1. Soweit sich die Klage gegen die Beklagten Ziff. 4 und 5 richtet, ist sie schon deswegen abzuweisen und die Berufung zurückzuweisen, weil die Genannten nicht Gesellschafter der Beklagten Ziff. 6, sondern nur angestellte Rechtsanwälte sind. Aus dem Anwaltsvertrag werden nur die Mitsozien, nicht aber die angestellten Rechtsanwälte verpflichtet (OLGR Karlsruhe 2003, 106). Die Beträge, die der Kläger gemäß § 812 BGB kondizieren möchte, sind weder an die Beklagten Ziff. 4 und 5 geleistet worden noch haben diese in sonstiger Weise einen unmittelbaren Vermögensvorteil erlangt. Auch eine von ihnen selbst begangene Pflichtverletzung wird ihnen nicht zur Last gelegt. Eine Haftung nach den Grundsätzen der Scheinsozietät (vgl. BGH WM 1991, 743) scheidet schon deswegen aus, weil die Beklagten Ziff. 4 und 5 zum Zeitpunkt der Mandatserteilung noch nicht bei der Beklagten Ziff. 6 beschäftigt und - wie aus dem Antrag auf Bewilligung von Prozesskostenhilfe vom 25.08.1998 im Verfahren des Klägers gegen die Rechtsanwälte Eichelberg und Feudel ersichtlich - auch nicht im Briefkopf der Kanzlei aufgeführt waren, während später ihre Namen im Gegensatz zu denen der Sozien nicht mit einem Sternchen mit der Erläuterung Gesellschafter gekennzeichnet waren.

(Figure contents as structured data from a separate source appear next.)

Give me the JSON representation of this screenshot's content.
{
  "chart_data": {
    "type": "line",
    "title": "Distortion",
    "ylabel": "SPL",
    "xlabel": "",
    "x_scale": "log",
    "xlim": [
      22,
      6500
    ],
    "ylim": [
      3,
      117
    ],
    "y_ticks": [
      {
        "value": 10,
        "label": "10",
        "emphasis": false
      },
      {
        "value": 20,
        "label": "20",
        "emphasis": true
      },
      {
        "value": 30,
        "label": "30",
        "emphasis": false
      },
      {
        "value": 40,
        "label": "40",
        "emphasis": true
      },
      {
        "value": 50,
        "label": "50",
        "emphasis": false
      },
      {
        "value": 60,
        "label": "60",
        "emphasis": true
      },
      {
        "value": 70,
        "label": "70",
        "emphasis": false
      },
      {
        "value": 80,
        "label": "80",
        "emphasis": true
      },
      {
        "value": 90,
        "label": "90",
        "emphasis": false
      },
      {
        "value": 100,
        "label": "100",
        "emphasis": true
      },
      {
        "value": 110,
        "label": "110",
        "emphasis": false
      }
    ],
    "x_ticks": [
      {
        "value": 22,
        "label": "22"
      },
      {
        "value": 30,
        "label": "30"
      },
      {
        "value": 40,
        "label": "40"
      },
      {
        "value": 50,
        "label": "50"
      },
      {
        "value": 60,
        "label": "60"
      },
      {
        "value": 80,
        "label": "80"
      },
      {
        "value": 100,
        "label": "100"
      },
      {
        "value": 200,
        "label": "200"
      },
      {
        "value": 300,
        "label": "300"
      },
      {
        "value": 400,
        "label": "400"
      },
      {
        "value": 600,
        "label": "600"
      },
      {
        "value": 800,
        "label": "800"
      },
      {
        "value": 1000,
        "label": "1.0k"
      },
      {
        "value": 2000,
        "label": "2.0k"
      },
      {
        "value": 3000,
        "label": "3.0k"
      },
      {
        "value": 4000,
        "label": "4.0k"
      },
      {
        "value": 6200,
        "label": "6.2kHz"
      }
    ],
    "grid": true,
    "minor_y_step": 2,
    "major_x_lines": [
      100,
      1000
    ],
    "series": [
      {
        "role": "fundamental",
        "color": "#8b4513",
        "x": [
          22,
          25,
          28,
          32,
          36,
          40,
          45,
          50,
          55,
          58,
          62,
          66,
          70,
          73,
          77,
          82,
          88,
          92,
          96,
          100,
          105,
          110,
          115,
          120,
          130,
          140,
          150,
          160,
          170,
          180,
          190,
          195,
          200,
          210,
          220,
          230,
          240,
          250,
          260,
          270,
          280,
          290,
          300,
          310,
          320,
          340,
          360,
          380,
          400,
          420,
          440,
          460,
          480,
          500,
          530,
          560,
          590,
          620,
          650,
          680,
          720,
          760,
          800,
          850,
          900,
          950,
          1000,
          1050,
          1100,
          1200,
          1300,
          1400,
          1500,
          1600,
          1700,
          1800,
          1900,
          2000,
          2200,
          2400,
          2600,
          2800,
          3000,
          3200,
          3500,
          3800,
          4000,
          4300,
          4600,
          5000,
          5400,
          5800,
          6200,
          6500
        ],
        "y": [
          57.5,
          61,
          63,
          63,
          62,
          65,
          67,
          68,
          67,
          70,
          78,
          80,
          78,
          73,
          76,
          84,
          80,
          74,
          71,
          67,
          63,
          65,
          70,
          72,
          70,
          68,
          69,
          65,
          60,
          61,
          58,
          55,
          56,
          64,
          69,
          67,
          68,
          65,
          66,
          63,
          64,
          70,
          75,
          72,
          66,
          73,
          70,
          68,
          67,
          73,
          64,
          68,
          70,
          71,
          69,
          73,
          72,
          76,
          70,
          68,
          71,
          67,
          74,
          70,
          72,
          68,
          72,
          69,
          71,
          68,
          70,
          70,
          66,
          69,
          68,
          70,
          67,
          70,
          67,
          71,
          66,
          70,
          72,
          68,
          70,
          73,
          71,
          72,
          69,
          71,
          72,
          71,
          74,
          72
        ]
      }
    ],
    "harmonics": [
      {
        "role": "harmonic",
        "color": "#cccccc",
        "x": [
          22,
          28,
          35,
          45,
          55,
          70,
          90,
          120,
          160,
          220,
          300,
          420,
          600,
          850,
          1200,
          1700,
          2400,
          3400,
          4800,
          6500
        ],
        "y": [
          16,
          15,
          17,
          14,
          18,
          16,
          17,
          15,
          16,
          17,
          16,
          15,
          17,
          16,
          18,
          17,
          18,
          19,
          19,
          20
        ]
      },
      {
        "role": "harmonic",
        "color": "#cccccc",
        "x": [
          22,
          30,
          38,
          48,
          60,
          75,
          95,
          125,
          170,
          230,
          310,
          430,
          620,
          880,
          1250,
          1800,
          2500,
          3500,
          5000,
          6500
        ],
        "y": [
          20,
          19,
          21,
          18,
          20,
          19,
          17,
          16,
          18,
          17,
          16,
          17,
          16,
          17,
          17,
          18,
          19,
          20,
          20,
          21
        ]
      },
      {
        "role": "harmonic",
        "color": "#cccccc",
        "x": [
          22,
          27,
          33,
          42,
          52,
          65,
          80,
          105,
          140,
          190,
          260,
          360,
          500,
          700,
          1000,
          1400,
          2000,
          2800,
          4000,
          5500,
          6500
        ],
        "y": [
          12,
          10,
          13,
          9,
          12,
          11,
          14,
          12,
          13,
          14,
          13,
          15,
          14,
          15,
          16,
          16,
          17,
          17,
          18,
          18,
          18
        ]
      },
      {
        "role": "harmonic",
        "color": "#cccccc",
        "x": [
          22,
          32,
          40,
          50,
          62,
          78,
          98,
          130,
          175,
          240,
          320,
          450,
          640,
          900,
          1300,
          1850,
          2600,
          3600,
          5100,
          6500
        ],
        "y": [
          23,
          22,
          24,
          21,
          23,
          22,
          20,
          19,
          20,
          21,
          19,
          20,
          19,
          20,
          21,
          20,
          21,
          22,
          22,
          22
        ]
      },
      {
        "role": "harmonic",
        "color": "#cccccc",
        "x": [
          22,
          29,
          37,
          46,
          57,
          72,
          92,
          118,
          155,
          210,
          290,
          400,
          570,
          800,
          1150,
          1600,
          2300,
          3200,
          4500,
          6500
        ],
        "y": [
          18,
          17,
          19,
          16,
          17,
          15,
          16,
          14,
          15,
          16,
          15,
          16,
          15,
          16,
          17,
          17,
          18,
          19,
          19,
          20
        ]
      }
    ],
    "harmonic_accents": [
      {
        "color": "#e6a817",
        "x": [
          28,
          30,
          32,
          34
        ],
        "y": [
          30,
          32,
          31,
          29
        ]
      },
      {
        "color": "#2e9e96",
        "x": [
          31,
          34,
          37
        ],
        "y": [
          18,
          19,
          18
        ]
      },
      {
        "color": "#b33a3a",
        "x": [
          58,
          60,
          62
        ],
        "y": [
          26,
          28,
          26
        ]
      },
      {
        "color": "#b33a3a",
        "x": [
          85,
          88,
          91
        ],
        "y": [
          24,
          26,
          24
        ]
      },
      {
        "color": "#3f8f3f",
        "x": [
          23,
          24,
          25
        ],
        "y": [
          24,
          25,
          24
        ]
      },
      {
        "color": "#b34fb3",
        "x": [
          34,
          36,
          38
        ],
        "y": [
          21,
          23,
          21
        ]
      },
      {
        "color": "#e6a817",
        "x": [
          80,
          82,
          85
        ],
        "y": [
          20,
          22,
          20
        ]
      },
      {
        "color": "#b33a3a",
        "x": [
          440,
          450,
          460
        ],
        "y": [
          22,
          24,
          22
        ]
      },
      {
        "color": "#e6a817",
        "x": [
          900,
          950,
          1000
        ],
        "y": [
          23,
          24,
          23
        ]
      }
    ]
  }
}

2. Die Beklagten Ziff. 1 - 3 haben hingegen grundsätzlich für Ansprüche aus dem Anwaltsvertrag bzw. einer ungerechtfertigten Bereicherung des Gesellschaftsvermögens einzustehen (MünchKomm BGB, 4. Aufl., § 714, Rn. 37). Die Beklagte Ziff. 6 ist als rechtsfähige Gesellschaft bürgerlichen Rechts hinsichtlich der geltend gemachten Ansprüche grundsätzlich passivlegitimiert.
a) Der Kläger hat gegen die Beklagten Ziff. 1 - 3 und 6 (im Folgenden: die Beklagten) gemäß §§ 667, 675 BGB einen Anspruch auf Zahlung von 22.678,65 EUR. Insoweit sind die Beklagten als Gesamtschuldner aufgrund des Anwaltsvertrages verpflichtet, den aufgrund der erteilten Einziehungsvollmacht von ihnen für den Kläger vereinnahmten Vergleichsbetrag an diesen auszukehren.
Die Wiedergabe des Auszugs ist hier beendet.